|To the Editor: BG resident opposes votes on ordinances||| Print ||
|Written by Gary Fries|
|Monday, 31 August 2009 08:55|
As I listened to the proceedings of the city council meeting the night of Aug. 17, it became glaringly obvious to me that the ordinances under discussion were not about discrimination, but instead an agenda to legitimize and gain acceptance of a deviant and chosen life style. The legislative agenda for acceptance of the homosexual community and its life style has been an incremental process with previous city councils being complicit participants. Those of us in the audience objecting to yet another intrusion into our lives and freedoms under the guise of discrimination understand full well the method and intended results. Our objection with this legislation should not be directed at the homosexual community for they are only desperately seeking the acceptance and recruitment that such legislation provides. Our objection should be with the current and previous city councils that have brought us to the point we are today.

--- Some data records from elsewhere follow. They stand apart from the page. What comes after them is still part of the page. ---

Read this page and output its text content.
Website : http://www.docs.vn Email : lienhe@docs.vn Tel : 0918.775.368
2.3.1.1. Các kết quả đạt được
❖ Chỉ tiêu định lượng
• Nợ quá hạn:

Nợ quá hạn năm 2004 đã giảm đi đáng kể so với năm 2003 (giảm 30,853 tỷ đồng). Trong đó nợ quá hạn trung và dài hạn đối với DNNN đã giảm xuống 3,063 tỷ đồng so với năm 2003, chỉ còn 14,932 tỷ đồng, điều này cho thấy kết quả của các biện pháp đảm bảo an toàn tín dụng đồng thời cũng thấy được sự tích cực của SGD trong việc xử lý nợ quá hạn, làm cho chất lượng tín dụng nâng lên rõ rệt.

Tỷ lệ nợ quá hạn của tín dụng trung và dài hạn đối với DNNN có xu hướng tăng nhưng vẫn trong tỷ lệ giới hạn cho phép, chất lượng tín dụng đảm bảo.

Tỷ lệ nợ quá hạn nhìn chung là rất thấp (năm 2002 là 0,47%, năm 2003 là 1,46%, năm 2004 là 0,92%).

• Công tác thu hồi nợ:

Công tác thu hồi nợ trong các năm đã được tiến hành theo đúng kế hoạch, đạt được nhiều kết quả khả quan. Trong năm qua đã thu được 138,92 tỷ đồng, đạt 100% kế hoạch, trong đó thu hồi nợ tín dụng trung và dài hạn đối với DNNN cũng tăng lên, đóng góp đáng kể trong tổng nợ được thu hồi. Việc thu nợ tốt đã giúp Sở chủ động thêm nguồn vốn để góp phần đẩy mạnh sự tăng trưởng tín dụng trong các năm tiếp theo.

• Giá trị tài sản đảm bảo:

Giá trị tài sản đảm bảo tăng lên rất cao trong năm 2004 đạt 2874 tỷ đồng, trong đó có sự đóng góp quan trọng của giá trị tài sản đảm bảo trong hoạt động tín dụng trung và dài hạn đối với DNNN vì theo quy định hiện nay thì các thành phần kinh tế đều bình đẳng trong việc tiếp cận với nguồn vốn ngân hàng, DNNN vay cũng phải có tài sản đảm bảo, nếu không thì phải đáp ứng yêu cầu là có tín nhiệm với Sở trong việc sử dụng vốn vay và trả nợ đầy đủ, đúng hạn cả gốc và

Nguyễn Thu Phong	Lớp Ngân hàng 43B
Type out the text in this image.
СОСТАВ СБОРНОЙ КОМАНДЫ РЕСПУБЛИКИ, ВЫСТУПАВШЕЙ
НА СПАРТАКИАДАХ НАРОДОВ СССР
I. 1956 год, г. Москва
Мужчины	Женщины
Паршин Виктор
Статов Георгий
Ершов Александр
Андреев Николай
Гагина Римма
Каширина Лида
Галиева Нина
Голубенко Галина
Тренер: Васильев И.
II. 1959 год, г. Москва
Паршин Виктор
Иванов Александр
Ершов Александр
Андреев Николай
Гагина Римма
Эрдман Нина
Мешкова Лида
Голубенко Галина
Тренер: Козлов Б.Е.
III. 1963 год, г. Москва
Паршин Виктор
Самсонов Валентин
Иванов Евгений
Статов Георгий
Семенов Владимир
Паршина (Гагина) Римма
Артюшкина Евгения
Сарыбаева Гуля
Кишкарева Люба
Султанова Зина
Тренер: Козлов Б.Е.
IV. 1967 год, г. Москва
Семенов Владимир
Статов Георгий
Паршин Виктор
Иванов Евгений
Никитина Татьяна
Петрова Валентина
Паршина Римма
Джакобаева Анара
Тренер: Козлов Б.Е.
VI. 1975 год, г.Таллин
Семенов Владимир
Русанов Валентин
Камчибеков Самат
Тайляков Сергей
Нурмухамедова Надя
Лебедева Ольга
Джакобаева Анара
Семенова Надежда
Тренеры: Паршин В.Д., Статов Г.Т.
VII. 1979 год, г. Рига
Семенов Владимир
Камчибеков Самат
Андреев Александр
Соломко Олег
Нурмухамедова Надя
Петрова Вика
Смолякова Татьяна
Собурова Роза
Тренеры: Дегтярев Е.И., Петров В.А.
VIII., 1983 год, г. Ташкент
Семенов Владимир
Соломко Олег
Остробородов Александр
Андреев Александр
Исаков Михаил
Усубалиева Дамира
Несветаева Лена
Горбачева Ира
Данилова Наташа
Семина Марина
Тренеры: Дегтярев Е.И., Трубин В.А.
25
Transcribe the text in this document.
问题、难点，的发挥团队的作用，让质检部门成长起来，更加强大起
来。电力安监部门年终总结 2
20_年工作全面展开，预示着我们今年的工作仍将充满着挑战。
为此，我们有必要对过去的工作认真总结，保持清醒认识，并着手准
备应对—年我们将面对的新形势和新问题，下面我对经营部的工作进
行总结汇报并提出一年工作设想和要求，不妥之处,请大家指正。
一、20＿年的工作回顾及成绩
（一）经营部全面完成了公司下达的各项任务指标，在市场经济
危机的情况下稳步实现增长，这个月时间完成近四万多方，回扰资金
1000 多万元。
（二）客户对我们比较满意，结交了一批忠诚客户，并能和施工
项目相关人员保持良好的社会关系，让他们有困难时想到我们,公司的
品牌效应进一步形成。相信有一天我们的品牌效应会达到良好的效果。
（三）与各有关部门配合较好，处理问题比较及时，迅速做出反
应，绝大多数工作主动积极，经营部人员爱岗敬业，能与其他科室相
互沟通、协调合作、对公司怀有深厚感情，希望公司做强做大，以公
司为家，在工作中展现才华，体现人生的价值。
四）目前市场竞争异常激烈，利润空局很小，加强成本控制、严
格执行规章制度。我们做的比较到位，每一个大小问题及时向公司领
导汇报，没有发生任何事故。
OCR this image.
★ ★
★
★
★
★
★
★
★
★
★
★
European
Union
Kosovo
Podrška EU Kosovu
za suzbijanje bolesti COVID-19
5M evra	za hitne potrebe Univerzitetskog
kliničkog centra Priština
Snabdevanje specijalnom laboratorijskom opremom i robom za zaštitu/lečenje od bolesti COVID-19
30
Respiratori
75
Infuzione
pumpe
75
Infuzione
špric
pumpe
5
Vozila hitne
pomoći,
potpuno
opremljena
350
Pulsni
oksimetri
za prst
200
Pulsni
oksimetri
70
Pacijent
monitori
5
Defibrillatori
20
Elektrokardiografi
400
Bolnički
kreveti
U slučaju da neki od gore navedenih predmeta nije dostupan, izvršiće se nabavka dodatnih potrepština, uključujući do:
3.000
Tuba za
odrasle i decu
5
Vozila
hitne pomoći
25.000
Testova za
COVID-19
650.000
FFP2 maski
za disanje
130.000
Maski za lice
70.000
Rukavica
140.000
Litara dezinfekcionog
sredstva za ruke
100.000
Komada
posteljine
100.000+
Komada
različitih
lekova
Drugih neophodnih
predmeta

I have to admit that I was unaware of the incremental legislation already in place which subjected our city operation to liabilities in excess of what either the state or federal governments were willing to accept. Now with the enactment and approval of these latest ordinances, the private sector and we as individuals are subjected to the same infringement of rights and yes, litigation. I am unaware of the intentions for a referendum at this point in time, however I would strongly urge the wording of such, to rescind and limit our liabilities as a city and individuals to no more then what is already imposed on us by the federal government. I strongly urge Bowling Green citizens to read the ordinances if they have not done so and understand the impact it may have upon them, small businesses, and future development of this city. Further, I would suggest that you contact the members of the current city council advising them of your objections to their actions and the representation they have provided. The citizens of Bowling Green should have been allowed to vote on this issue prior to its enactment. Legislation which attempts to legitimize a chosen behavior or dictate acceptance by intruding on the rights of others is a restrictive legislation of the whole.